Step 4: Project Viability
The ultimate test is whether the technology is cost effective, despite all of the talk about marketing. The phones were obviously bulky and there were service problems because the phones were difficult to use in buildings. Despite all of this, if the price was low enough, the system may theoretically be viable. Since most of the costs were fixed, if the price was low enough to encourage much higher usage, maybe the technology would have been viable. I would like you evaluate the cost structure of the model through doing the following: Run a case with much lower prices – down to $.25 per minute on a retail basis (do this by adjusting the sensitivity factor for retail rates). Then increase the usage and compute the amount of usage required to break-even.

What is the problem with this scenario in terms of the capacity of the satellite system.

Step 5: General Discussion about Mistakes Made by Bankers
In the final part of the case I would like you to think about the underlying mistakes made by lenders in making more than $2 billion of loans. Please do not simply say that projections of the number of subscribers and the price realized by the company were absurd –we all know that now. Address the question of whether an untested marketing plan on a new product with high prices is bankable under any circumstances.

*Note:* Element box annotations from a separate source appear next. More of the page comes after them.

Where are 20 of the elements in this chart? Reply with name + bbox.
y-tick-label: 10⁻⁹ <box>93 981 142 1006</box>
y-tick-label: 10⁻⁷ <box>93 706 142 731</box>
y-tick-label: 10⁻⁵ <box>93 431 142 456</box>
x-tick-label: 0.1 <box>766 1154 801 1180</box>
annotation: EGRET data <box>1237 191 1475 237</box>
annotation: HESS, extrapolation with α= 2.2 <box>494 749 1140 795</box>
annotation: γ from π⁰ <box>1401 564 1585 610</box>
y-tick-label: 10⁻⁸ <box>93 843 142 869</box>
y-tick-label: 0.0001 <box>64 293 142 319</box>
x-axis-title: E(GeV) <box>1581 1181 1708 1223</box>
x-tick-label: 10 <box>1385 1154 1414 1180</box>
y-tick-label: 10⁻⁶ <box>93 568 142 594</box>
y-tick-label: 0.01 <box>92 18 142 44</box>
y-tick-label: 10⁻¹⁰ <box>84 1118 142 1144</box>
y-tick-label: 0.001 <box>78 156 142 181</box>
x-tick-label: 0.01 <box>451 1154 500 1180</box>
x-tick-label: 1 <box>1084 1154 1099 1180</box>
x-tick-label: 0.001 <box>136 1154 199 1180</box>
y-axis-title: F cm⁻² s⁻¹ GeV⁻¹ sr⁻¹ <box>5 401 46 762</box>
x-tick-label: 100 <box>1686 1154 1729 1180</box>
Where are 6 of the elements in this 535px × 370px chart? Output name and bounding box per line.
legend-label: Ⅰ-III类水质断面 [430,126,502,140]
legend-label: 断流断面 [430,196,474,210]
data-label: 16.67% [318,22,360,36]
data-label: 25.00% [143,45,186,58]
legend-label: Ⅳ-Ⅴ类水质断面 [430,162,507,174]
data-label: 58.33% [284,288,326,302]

Discuss issues like: In general, can you make loans to companies when there is no operating history; General problems with accepting work of marketing consultants without testing the analysis on an independent basis; For example, not trying out the phone;

For example computing the cost of use per hour and evaluating how many people would really make such an expenditure; Focusing on the cost of the technology and effective rates paid on a retail basis rather than financial projections; What would have happened to the project if the banks would not have made loans Is creation of a financial model a good idea so that one can see all of the explicit and implicit assumptions that are made What is the most important statistic in the model.